"supprimez 141 municipalités en creuse !" demande le préfet
En Juin, le ministre de l'intérieur a demandé aux 3 préfets du Limousin de lui fournir une liste des communes qu'il serait possible de regrouper. Il veut réagir face à la diminution des populations rurales, à la difficulté de trouver des maires et des adjoints... et, par la même occasion, compte ainsi réaliser quelques belles économies.
De Guéret, après mure réflexion, le préfet de la Creuse lui adresse en retour un courrier. Dans sa lettre, ce zélé serviteur de l'état affirme qu'il est "souhaitable de supprimer 141 municipalités en Creuse" (soit presque la moitié). Il ajoute qu'il aurait "bien voulu en proposer plus mais, pour les autres, c'est géographiquement impossible"...
Vous pensez qu'il s'agit d'un canular ?
Détrompez-vous ! Tout ceci est rigoureusement authentique ! Précisons toutefois que le ministre en question se nomme Lucien Bonaparte et que sa demande aux préfets date de 1800. La réponse du préfet de la Creuse date de 1801 et elle est toute aussi véridique.
Une fois connu, le projet déclenche une virulente protestation des élus et le gouvernement fait rapidement marche arrière. Finalement, 4 communes seulement sont rattachées à leurs voisines (en 1814). Mais le pouvoir ne désarme pas pour autant : en 1816, il revient à la charge. Le ministre de l'intérieur déclare qu'en cas de refus, les conseils municipaux récalcitrants seront dans l'illégalité !
Parmi les arguments avancés pour justifier les suppressions des toutes petites communes figurent la faiblesse de leurs ressources, la grande difficulté de trouver un maire sachant lire et écrire, et "l'impossibilité de s'opposer à l'envahissement des biens communaux". Mais les élus persistent : la quasi totalité des conseils municipaux creusois votent contre la disparition de leur commune !
Leurs contre-arguments sont que les finances municipales sont saines, que les bâtiments communaux sont bien entretenus et que, de toutes façons, le chef-lieu envisagé par l'état est trop loin ! Face à cette rébellion générale de la Creuse, les gouvernements successifs marchent sur des oeufs et ne suppriment QUE 31 communes.
Une trentaine d'années plus tard, en 1848, le suffrage universel est institué. Changement de stratégie ! Les gouvernants comprennent très vite qu'il est préférable pour eux de maintenir en l'état les très petites communes. Le clientèlisme politique, si prisé par leurs députés ruraux, y est plus aisé. De plus, les électeurs des campagnes restent majoritaires et il serait stupide de se les aliéner en voulant supprimer leurs Mairies, si petites soient-elles.

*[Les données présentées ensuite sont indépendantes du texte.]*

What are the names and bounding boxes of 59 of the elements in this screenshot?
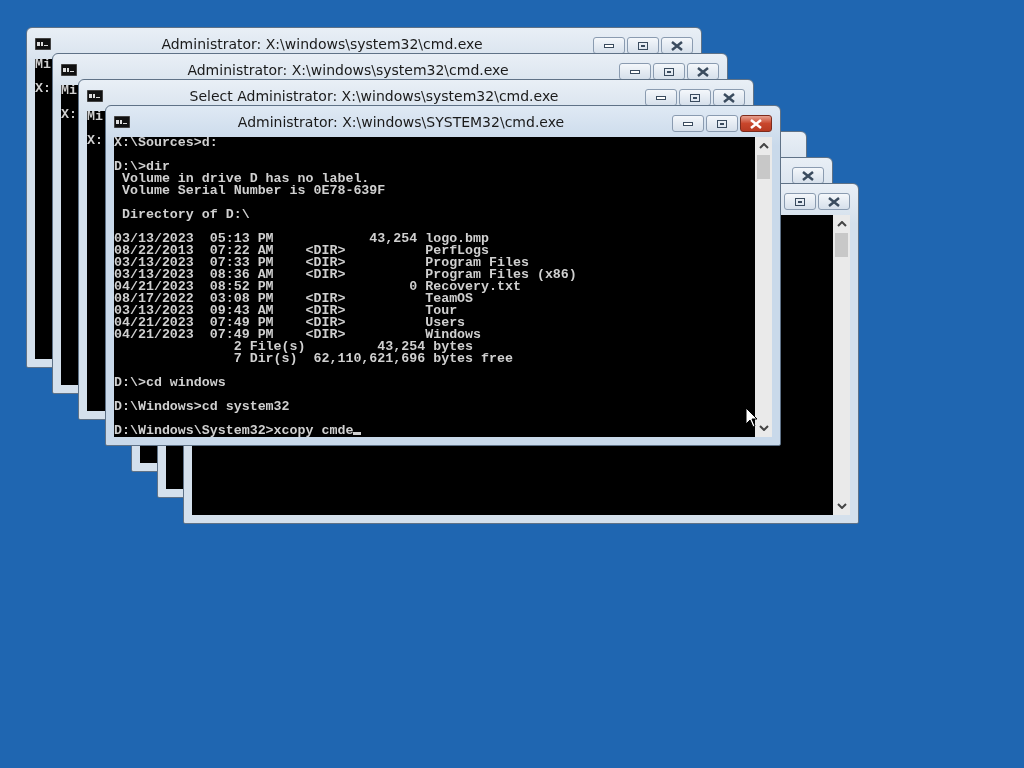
window-title: Administrator: X:\windows\SYSTEM32\cmd.exe — [236, 113, 566, 130]
close-button[interactable] — [818, 193, 850, 210]
console-line: X: — [87, 133, 103, 148]
close-icon — [671, 40, 683, 51]
maximize-icon — [664, 67, 674, 76]
console-line: 03/13/2023 08:36 AM <DIR> Program Files (x86) — [114, 267, 577, 282]
console-line: X: — [35, 81, 51, 96]
close-icon — [828, 196, 840, 207]
close-icon — [802, 170, 814, 181]
close-button[interactable] — [740, 115, 772, 132]
scroll-up-icon[interactable] — [758, 143, 769, 149]
console-line: Mi — [61, 83, 77, 98]
text-cursor — [353, 432, 362, 435]
console-line: Volume in drive D has no label. — [120, 171, 370, 186]
close-icon — [697, 66, 709, 77]
window-title: Administrator: X:\windows\system32\cmd.exe — [160, 35, 484, 52]
console-line: X: — [61, 107, 77, 122]
console-icon — [35, 37, 51, 50]
console-line: X:\Sources>d: — [114, 135, 218, 150]
scroll-thumb[interactable] — [835, 233, 848, 257]
window-title: Administrator: X:\windows\system32\cmd.exe — [186, 61, 510, 78]
maximize-button[interactable] — [784, 193, 816, 210]
scroll-down-icon[interactable] — [758, 425, 769, 431]
maximize-icon — [638, 41, 648, 50]
console-line: Directory of D:\ — [120, 207, 250, 222]
console-line: D:\Windows\System32>xcopy cmde — [114, 423, 354, 438]
window-title: Select Administrator: X:\windows\system32\cmd.exe — [188, 87, 560, 104]
console-icon — [114, 115, 130, 128]
scroll-thumb[interactable] — [757, 155, 770, 179]
console-line: 04/21/2023 07:49 PM <DIR> Users — [114, 315, 466, 330]
scroll-up-icon[interactable] — [836, 221, 847, 227]
minimize-icon — [630, 69, 640, 74]
console-line: 08/17/2022 03:08 PM <DIR> TeamOS — [114, 291, 474, 306]
close-icon — [750, 118, 762, 129]
minimize-icon — [656, 95, 666, 100]
minimize-icon — [683, 121, 693, 126]
maximize-icon — [690, 93, 700, 102]
scroll-down-icon[interactable] — [836, 503, 847, 509]
console-line: Volume Serial Number is 0E78-639F — [120, 183, 386, 198]
maximize-button[interactable] — [706, 115, 738, 132]
console-line: 03/13/2023 05:13 PM 43,254 logo.bmp — [114, 231, 490, 246]
maximize-icon — [717, 119, 727, 128]
console-line: D:\Windows>cd system32 — [114, 399, 290, 414]
minimize-button[interactable] — [672, 115, 704, 132]
console-icon — [61, 63, 77, 76]
scrollbar[interactable] — [755, 137, 772, 437]
console-line: Mi — [35, 57, 51, 72]
console-line: 03/13/2023 09:43 AM <DIR> Tour — [114, 303, 458, 318]
console-line: 04/21/2023 07:49 PM <DIR> Windows — [114, 327, 482, 342]
console-line: Mi — [87, 109, 103, 124]
console-line: 2 File(s) 43,254 bytes — [232, 339, 474, 354]
close-icon — [723, 92, 735, 103]
console-line: D:\>dir — [114, 159, 170, 174]
console-icon — [87, 89, 103, 102]
console-line: D:\>cd windows — [114, 375, 226, 390]
maximize-icon — [795, 197, 805, 206]
minimize-icon — [604, 43, 614, 48]
scrollbar[interactable] — [833, 215, 850, 515]
console-line: 04/21/2023 08:52 PM 0 Recovery.txt — [114, 279, 521, 294]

C'est pour toutes ces raisons que, dans la Creuse, les regroupements de communes cessent jusqu'au milieu du 20ème siècle. Les derniers datent de 1964 et 1973.
A contrario, 5 nouvelles municipalités sont créées dans le département : Pontcharraud, Puy-Malsignat, La Forêt-du-Temple, Lavaveix-les-Mines et La Villeneuve... mais c'est au cours des deux cent dernières années !
"Qu'est-ce que sera demain ? Le début ou la fin ?" (Yves Simon).